Remains of the Library
Among the library remains already mentioned, there are four works still in existence today which are of interest, two of them manuscripts in the Herzog August Library in Wolfenbüttel:
A chronicle by Hrabanus Maurus, an early mediaeval scholar (around 784-856), entitled “Praeceptor Germaniae” (Cod. Guelf. 656 Helm).
A manuscript from Ilsenburg Abbey “Gesta thebeorum… Item historia treverorum ecclesiastica” (Cod.Augusteus in 4°, 19.27).
The king with crown and sword as judge: picture of a king or judge from Ilsenburg Abbey. On the back of sheet 1 of “Gesta Thebeorum”, one of the few remaining manuscripts from the abbey. Source: Herzog August Library Wolfenbüttel in Cod. Augusteus in 4°, 19.27.
The most important work from the Ilsenburg Abbey library, and an example of its book production, is a large Latin Bible manuscript from the 12th century. This manuscript is in private hands and was shown in 2003 at a Bible exhibition in the Herzog August Library in Wolfenbüttel. It consists of 139 sheets in a strong pigskin cover from the 16th century (around 1560/1580). It contains the texts of the Books of the Prophets and the New Testament, written by several hands in Carolingian minuscule. The manuscript was intended for liturgical use, as suggested by a list of pericopes from the Gospels for Sundays and Holy Days.

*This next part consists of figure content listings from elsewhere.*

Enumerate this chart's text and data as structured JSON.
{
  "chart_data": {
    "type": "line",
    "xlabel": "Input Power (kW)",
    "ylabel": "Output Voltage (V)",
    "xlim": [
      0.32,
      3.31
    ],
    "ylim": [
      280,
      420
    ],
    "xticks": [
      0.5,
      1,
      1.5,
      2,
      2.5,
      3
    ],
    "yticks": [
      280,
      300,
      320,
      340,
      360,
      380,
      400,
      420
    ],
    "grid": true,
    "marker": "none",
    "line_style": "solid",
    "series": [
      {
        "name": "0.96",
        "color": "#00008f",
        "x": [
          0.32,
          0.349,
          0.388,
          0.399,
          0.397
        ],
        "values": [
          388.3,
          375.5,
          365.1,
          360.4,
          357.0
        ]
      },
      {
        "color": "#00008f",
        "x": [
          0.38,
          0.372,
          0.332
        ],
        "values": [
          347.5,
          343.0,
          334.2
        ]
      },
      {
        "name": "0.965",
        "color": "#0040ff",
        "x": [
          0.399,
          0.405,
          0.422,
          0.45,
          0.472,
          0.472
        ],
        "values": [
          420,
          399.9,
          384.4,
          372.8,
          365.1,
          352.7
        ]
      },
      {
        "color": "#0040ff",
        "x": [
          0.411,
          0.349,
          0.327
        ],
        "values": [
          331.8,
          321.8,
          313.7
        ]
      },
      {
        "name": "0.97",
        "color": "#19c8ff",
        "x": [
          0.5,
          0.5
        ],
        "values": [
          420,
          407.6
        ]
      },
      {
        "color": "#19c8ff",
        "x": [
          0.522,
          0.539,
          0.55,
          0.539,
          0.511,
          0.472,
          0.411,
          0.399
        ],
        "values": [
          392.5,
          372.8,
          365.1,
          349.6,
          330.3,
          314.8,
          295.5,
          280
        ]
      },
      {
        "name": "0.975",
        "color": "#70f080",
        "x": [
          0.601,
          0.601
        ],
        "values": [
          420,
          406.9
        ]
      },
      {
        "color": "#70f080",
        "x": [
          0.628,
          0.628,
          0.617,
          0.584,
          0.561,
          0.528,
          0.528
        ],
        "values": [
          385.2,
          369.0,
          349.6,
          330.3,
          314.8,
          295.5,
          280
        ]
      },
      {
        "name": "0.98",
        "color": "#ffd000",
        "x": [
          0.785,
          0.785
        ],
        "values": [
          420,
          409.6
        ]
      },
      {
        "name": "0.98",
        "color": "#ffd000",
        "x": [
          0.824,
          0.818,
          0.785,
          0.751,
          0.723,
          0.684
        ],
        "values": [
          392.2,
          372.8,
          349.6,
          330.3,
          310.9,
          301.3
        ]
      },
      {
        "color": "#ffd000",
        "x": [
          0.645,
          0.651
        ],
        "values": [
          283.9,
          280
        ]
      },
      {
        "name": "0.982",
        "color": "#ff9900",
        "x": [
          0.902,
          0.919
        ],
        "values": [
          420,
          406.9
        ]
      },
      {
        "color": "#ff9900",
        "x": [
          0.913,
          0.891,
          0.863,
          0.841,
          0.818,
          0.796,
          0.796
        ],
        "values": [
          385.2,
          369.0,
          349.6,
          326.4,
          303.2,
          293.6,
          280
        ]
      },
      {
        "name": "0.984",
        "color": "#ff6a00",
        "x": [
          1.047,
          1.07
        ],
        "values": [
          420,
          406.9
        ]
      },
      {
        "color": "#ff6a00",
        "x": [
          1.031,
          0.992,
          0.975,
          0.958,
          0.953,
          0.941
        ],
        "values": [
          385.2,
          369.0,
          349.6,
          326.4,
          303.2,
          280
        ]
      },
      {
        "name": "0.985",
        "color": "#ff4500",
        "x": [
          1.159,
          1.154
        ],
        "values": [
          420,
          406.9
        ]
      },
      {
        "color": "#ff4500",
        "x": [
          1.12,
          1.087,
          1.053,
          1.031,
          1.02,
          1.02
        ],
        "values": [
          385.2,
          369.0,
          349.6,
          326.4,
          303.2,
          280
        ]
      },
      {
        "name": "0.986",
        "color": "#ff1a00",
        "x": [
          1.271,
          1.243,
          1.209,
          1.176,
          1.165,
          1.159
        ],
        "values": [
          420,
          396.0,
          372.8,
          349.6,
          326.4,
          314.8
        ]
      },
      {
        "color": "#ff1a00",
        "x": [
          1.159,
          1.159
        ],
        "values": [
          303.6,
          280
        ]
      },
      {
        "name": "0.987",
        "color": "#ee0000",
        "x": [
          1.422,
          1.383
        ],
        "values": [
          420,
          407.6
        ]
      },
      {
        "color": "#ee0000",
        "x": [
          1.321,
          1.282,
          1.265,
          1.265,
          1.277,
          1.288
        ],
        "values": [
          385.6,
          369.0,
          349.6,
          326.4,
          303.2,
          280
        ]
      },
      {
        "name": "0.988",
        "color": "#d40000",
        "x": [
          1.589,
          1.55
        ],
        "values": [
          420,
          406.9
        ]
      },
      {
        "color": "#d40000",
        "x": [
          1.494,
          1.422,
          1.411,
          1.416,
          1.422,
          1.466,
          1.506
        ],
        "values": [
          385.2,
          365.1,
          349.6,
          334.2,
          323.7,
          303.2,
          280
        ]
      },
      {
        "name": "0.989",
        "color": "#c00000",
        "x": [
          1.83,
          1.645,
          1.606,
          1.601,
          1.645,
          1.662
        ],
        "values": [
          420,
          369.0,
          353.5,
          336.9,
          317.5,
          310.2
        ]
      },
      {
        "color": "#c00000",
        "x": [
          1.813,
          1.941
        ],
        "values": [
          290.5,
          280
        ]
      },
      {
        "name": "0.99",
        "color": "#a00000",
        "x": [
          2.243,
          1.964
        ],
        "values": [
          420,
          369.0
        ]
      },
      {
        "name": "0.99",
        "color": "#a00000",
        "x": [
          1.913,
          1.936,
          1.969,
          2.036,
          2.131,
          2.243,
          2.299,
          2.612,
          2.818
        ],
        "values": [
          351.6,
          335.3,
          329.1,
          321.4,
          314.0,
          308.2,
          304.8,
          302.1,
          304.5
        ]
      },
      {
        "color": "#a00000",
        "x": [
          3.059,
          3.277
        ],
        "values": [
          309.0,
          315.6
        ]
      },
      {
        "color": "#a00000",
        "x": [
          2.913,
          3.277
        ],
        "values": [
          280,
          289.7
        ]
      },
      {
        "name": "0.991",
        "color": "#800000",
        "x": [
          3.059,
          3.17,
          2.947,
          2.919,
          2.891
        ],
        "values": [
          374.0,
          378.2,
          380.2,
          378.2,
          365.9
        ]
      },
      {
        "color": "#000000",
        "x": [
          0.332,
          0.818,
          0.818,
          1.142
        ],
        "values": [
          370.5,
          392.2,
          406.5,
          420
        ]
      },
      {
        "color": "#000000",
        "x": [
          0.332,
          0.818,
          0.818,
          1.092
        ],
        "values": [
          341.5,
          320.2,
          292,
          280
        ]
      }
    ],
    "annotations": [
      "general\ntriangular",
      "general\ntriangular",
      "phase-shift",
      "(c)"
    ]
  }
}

Between the texts of the Old and New Testaments is an empty sheet which was used by a similar hand of the time to copy documents referring to Ilsenburg Abbey. These are the gift of Bishop Reinhard of 4th May 1114, which mentions Abbot Martin of Ilsenburg; Abbot Heinrich of Ilsenburg’s guarantee of an enfeoffment of a certain Reinward over Thiederzingerode of 1st February 1131; and the beginning of an acknowledgement by Pope Innocent II of the land and privileges of the abbey of 2nd January 1136. Written in widely spaced capitals at the end of the Old Testament books is: Explicit Malachias Propheta, followed in elongated letters of documental script by: Abbas Martinus . me fiery iussit . Wulferammus me scripsit . et Herimannus me fecit. (Abbot Martin ordered me to be made, Wolfram wrote me, and Hermann made me). Wulferammus was therefore working as scribe and Herimannus as scribe and editor (me fecit?). The scribe of the Gospels is not mentioned. It may be assumed that the copy was made in Ilsenburg Abbey at the time of Abbot Martin, who was elected by the Conventuals on 30th June 1105 and died on 20th May 1129. The manuscript must therefore have been written between 1105 and 1129. With the help of the Greek and Latin margin notes in the Bible, Jacobs proved that there was some knowledge of the Greek language at the beginning of the 12th century in Ilsenburg Abbey.
The individual texts begin with the initials characteristic of Romanesque book ornamentation. The clearly drawn colourful letters, 48 in number, are surrounded by tendrils and tubers.
Further proof of early book production in Ilsenburg is provided by the fragment written by Rocho, a Brother at this abbey, on the life of Bishop Heimo of Halberstadt. Proof that this manuscript, which was found in Hildesheim, was written at Ilsenburg lies in the signature: Explicit historica Rochi in Ylsenb. de vita Haymo. Episcopi.
Research into further remnants of the library at Ilsenburg Abbey is ongoing. This may include other libraries such as the Catholic School in New York, the University Library in Halle, the State Archive in Magdeburg and parts of the Hecht Collection in the Pattensen branch of the Principal State Archive in Hannover.
Other research into the history of Ilsenburg Abbey involves the surviving reliefs and the excavations around the former cloister.